Mais non, tout espoir m’est ravi ; je vois déjà le fatal vaisseau de mon frère. Ma mère l’a monté avant moi, et maintenant c’est sa sœur, bannie de sa couche, qui doit le monter à son tour. Il n’y a point de providence que la vertu puisse invoquer, il n’y a point de dieux ; la cruelle Erinnys règne seule dans le monde.

Oh ! qui pourrait dignement déplorer mes malheurs ? les cris plaintifs de Philomèle suffiraient-ils à ma douleur. Ah ! si j’avais seulement ses ailes, je les étendrais, et, dans mon vol rapide, je fuirais le théâtre de mes misères, et la société des hommes, et la mort cruelle qui m’attend. Seule dans un bois désert, perchée sur un rameau flexible, je ferais entendre des chants tristes et lugubres.

LE CHŒUR

Nous sommes tous le jouet de la destinée ; il n’est point d’homme qui se puisse promettre un bonheur ferme et durable, au milieu de tant de révolutions que le temps amène dans son redoutable cours. Fille des Césars, puisez du courage dans les tristes exemples que vous offre votre maison. Êtes-vous la plus malheureuse de votre famille ? considérez d’abord la fille d’Agrippa, la belle-fille d’Auguste, l’épouse d’un César, dont le nom fut si grand dans le monde : voyez-la cette malheureuse princesse dont la fécondité nous donna tant dégages de paix ; exil, tortures, chaînes cruelles, funérailles, deuil, et trépas funeste après de longs tourments, voilà sa vie. L’heureuse femme de Drusus, Livie, se précipite dans le crime, et en subit la peine ; Julie, sa fille, fut entraînée dans le malheur de sa mère : elle ne fut pourtant égorgée que longtemps après, et périt innocente.

Quelle puissance n’eut pas aussi votre mère ? chère à son époux, et fière de ses enfants, elle avait dans le palais un souverain empire ; puis enfin, soumise au caprice d’un esclave, elle expira sous le fer. Parlerai-je de la mère de Néron, qui pouvait élever ses espérances jusqu’au ciel ? n’a-t-elle pas subi les outrages des rameurs tyrrhéniens, pour mourir bientôt par l’épée, victime de la cruauté de son barbare fils ?

OCTAVIE

Et moi aussi, ce cruel tyran va me faire descendre au triste séjour des Mânes. Infortunée, pourquoi retarder ce moment cruel ? traînez-moi à la mort, vous à qui la fortune a donné ce droit sur Octavie. Je prends les dieux à témoins… Que dis-je, insensée ? les dieux me haïssent, pourquoi les invoquer ? J’en atteste l’enfer et les divinités de l’Érèbe, qui punissent les crimes, et toi aussi mon père, qui as mérité un châtiment et un trépas aussi cruels; j'accepte avec joie la mort qu'on me destine.

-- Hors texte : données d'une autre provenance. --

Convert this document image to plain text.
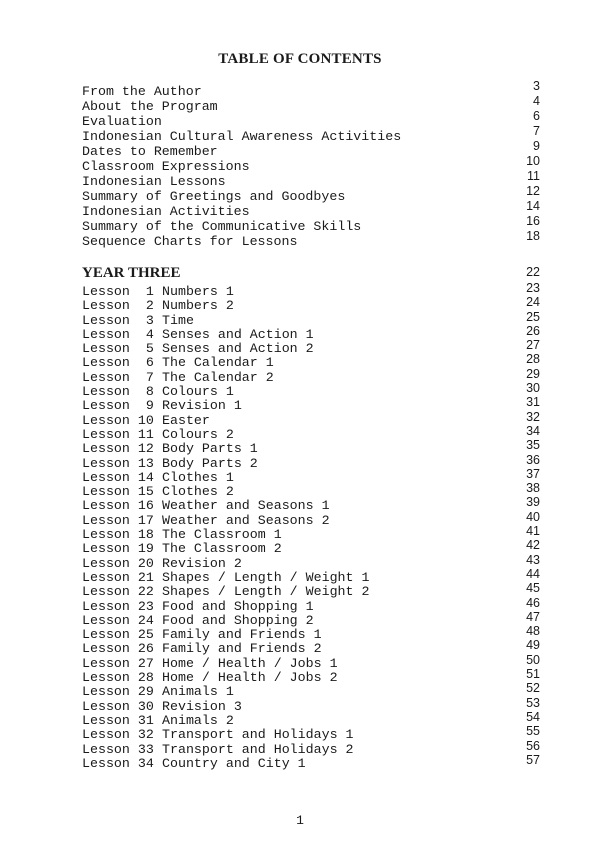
TABLE OF CONTENTS
From the Author	3
About the Program	4
Evaluation	6
Indonesian Cultural Awareness Activities	7
Dates to Remember	9
Classroom Expressions	10
Indonesian Lessons	11
Summary of Greetings and Goodbyes	12
Indonesian Activities	14
Summary of the Communicative Skills	16
Sequence Charts for Lessons	18
YEAR THREE	22
Lesson  1 Numbers 1	23
Lesson  2 Numbers 2	24
Lesson  3 Time	25
Lesson  4 Senses and Action 1	26
Lesson  5 Senses and Action 2	27
Lesson  6 The Calendar 1	28
Lesson  7 The Calendar 2	29
Lesson  8 Colours 1	30
Lesson  9 Revision 1	31
Lesson 10 Easter	32
Lesson 11 Colours 2	34
Lesson 12 Body Parts 1	35
Lesson 13 Body Parts 2	36
Lesson 14 Clothes 1	37
Lesson 15 Clothes 2	38
Lesson 16 Weather and Seasons 1	39
Lesson 17 Weather and Seasons 2	40
Lesson 18 The Classroom 1	41
Lesson 19 The Classroom 2	42
Lesson 20 Revision 2	43
Lesson 21 Shapes / Length / Weight 1	44
Lesson 22 Shapes / Length / Weight 2	45
Lesson 23 Food and Shopping 1	46
Lesson 24 Food and Shopping 2	47
Lesson 25 Family and Friends 1	48
Lesson 26 Family and Friends 2	49
Lesson 27 Home / Health / Jobs 1	50
Lesson 28 Home / Health / Jobs 2	51
Lesson 29 Animals 1	52
Lesson 30 Revision 3	53
Lesson 31 Animals 2	54
Lesson 32 Transport and Holidays 1	55
Lesson 33 Transport and Holidays 2	56
Lesson 34 Country and City 1	57
1
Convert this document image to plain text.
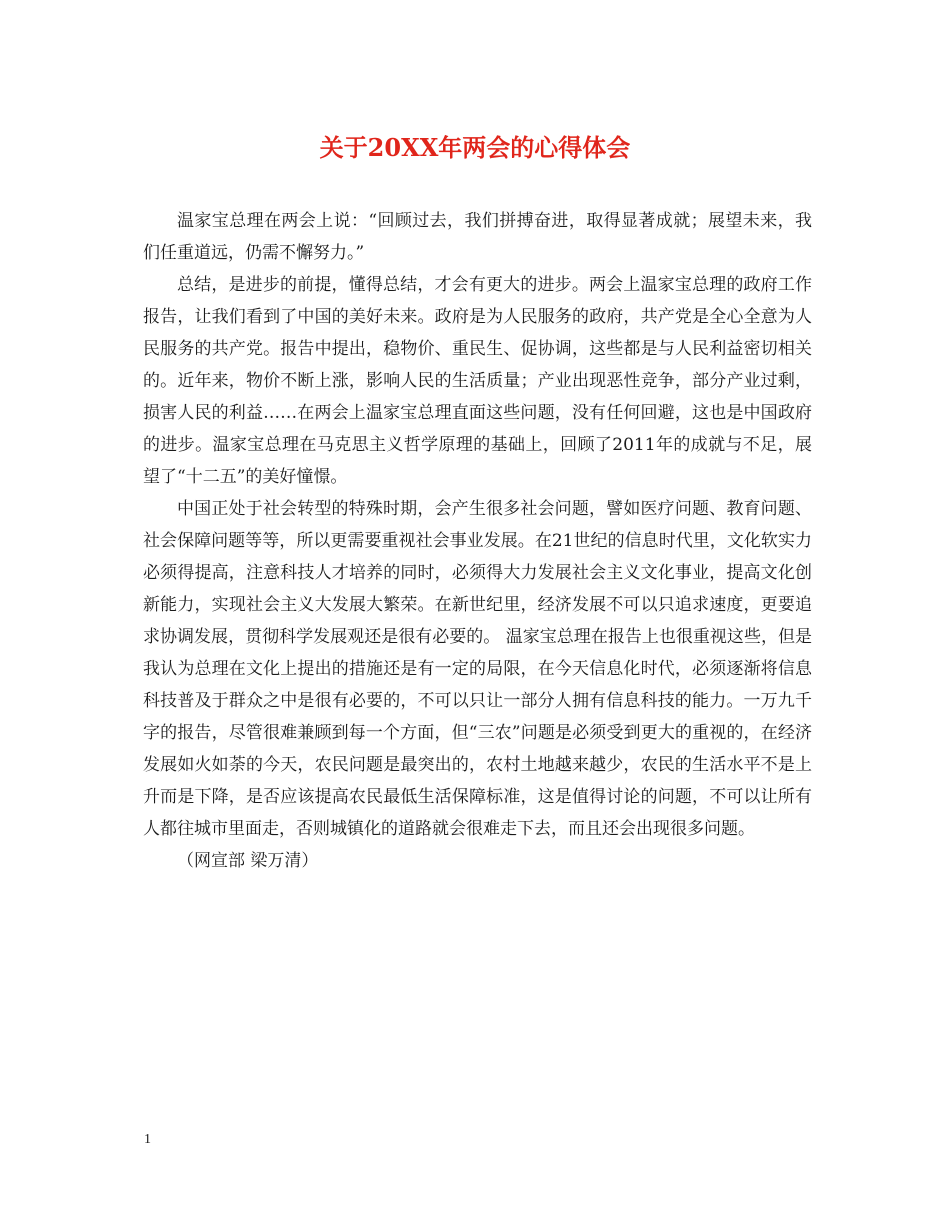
关于20XX年两会的心得体会

温家宝总理在两会上说：“回顾过去，我们拼搏奋进，取得显著成就；展望未来，我们任重道远，仍需不懈努力。”

总结，是进步的前提，懂得总结，才会有更大的进步。两会上温家宝总理的政府工作报告，让我们看到了中国的美好未来。政府是为人民服务的政府，共产党是全心全意为人民服务的共产党。报告中提出，稳物价、重民生、促协调，这些都是与人民利益密切相关的。近年来，物价不断上涨，影响人民的生活质量；产业出现恶性竞争，部分产业过剩，损害人民的利益……在两会上温家宝总理直面这些问题，没有任何回避，这也是中国政府的进步。温家宝总理在马克思主义哲学原理的基础上，回顾了2011年的成就与不足，展望了“十二五”的美好憧憬。

中国正处于社会转型的特殊时期，会产生很多社会问题，譬如医疗问题、教育问题、社会保障问题等等，所以更需要重视社会事业发展。在21世纪的信息时代里，文化软实力必须得提高，注意科技人才培养的同时，必须得大力发展社会主义文化事业，提高文化创新能力，实现社会主义大发展大繁荣。在新世纪里，经济发展不可以只追求速度，更要追求协调发展，贯彻科学发展观还是很有必要的。 温家宝总理在报告上也很重视这些，但是我认为总理在文化上提出的措施还是有一定的局限，在今天信息化时代，必须逐渐将信息科技普及于群众之中是很有必要的，不可以只让一部分人拥有信息科技的能力。一万九千字的报告，尽管很难兼顾到每一个方面，但“三农”问题是必须受到更大的重视的，在经济发展如火如荼的今天，农民问题是最突出的，农村土地越来越少，农民的生活水平不是上升而是下降，是否应该提高农民最低生活保障标准，这是值得讨论的问题，不可以让所有人都往城市里面走，否则城镇化的道路就会很难走下去，而且还会出现很多问题。

（网宣部 梁万清）

1
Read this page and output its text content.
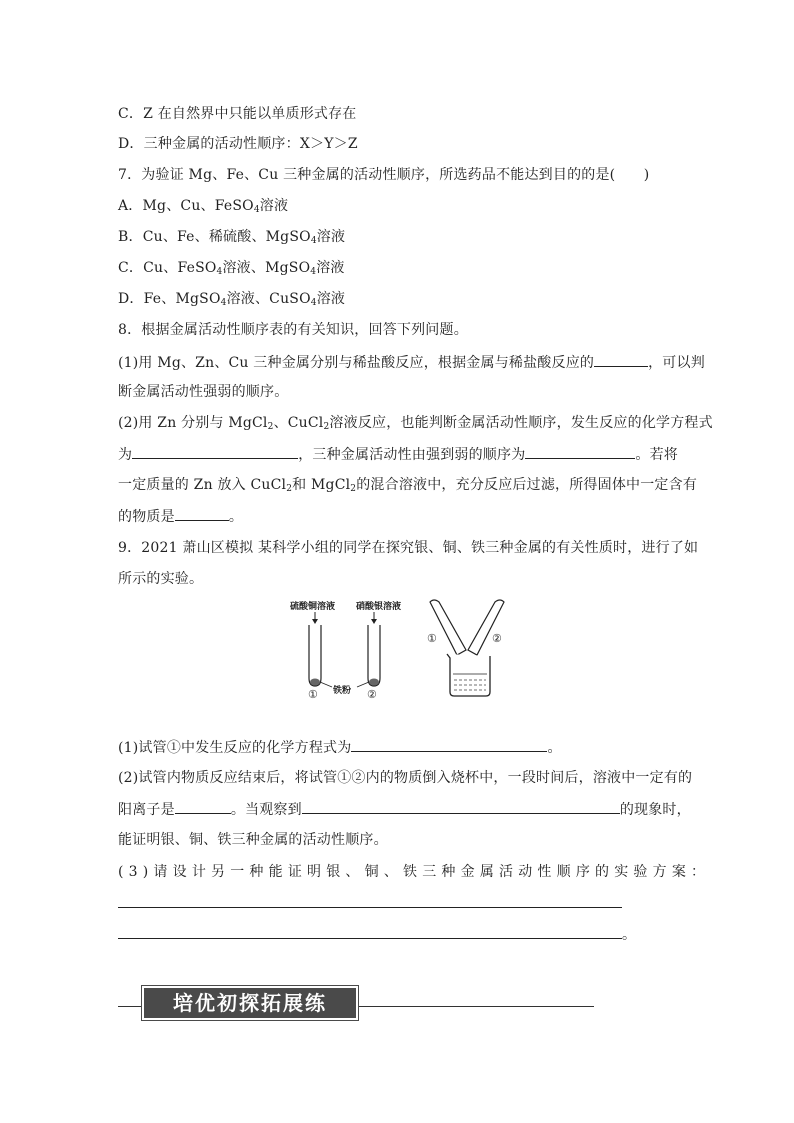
C．Z 在自然界中只能以单质形式存在
D．三种金属的活动性顺序：X＞Y＞Z
7．为验证 Mg、Fe、Cu 三种金属的活动性顺序，所选药品不能达到目的的是(　　)
A．Mg、Cu、FeSO$_4$溶液
B．Cu、Fe、稀硫酸、MgSO$_4$溶液
C．Cu、FeSO$_4$溶液、MgSO$_4$溶液
D．Fe、MgSO$_4$溶液、CuSO$_4$溶液
8．根据金属活动性顺序表的有关知识，回答下列问题。
(1)用 Mg、Zn、Cu 三种金属分别与稀盐酸反应，根据金属与稀盐酸反应的	，可以判
断金属活动性强弱的顺序。
(2)用 Zn 分别与 MgCl$_2$、CuCl$_2$溶液反应，也能判断金属活动性顺序，发生反应的化学方程式
为	，三种金属活动性由强到弱的顺序为	。若将
一定质量的 Zn 放入 CuCl$_2$和 MgCl$_2$的混合溶液中，充分反应后过滤，所得固体中一定含有
的物质是	。
9．2021 萧山区模拟 某科学小组的同学在探究银、铜、铁三种金属的有关性质时，进行了如
所示的实验。
硫酸铜溶液 硝酸银溶液
铁粉
①	②
①	②
(1)试管①中发生反应的化学方程式为	。
(2)试管内物质反应结束后，将试管①②内的物质倒入烧杯中，一段时间后，溶液中一定有的
阳离子是	。当观察到	的现象时，
能证明银、铜、铁三种金属的活动性顺序。
(3)请设计另一种能证明银、铜、铁三种金属活动性顺序的实验方案：
。
培优初探拓展练
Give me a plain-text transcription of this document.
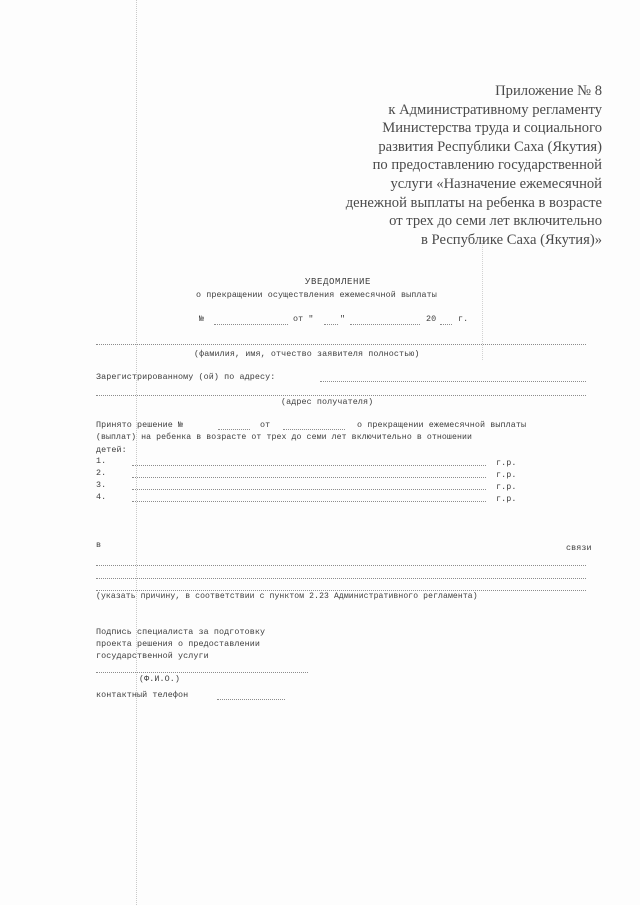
Приложение № 8
к Административному регламенту
Министерства труда и социального
развития Республики Саха (Якутия)
по предоставлению государственной
услуги «Назначение ежемесячной
денежной выплаты на ребенка в возрасте
от трех до семи лет включительно
в Республике Саха (Якутия)»
УВЕДОМЛЕНИЕ
о прекращении осуществления ежемесячной выплаты
№	от "	"	20	г.
(фамилия, имя, отчество заявителя полностью)
Зарегистрированному (ой) по адресу:
(адрес получателя)
Принято решение №	от	о прекращении ежемесячной выплаты
(выплат) на ребенка в возрасте от трех до семи лет включительно в отношении
детей:
1.	г.р.
2.	г.р.
3.	г.р.
4.	г.р.
в	связи
(указать причину, в соответствии с пунктом 2.23 Административного регламента)
Подпись специалиста за подготовку
проекта решения о предоставлении
государственной услуги
(Ф.И.О.)
контактный телефон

Préparez votre navire, livrez la voile aux vents, et que le pilote tourne la proue vers le rivage de Pandatarie.

LE CHŒUR.

Vents légers, doux zéphyrs, qui, voilée d'un nuage céleste, jadis avez emporté Iphigénie loin de l'autel funeste où cette vierge allait être immolée, portez aussi notre jeune princesse loin de ces bords cruels, et déposez-la dans un autre temple de Diane. L'Aulide est moins inhumaine que Rome ; la Tauride elle-même est moins barbare : elle n'offre à ses dieux que le sang des étrangers, et Rome se baigne dans celui de ses propres enfants.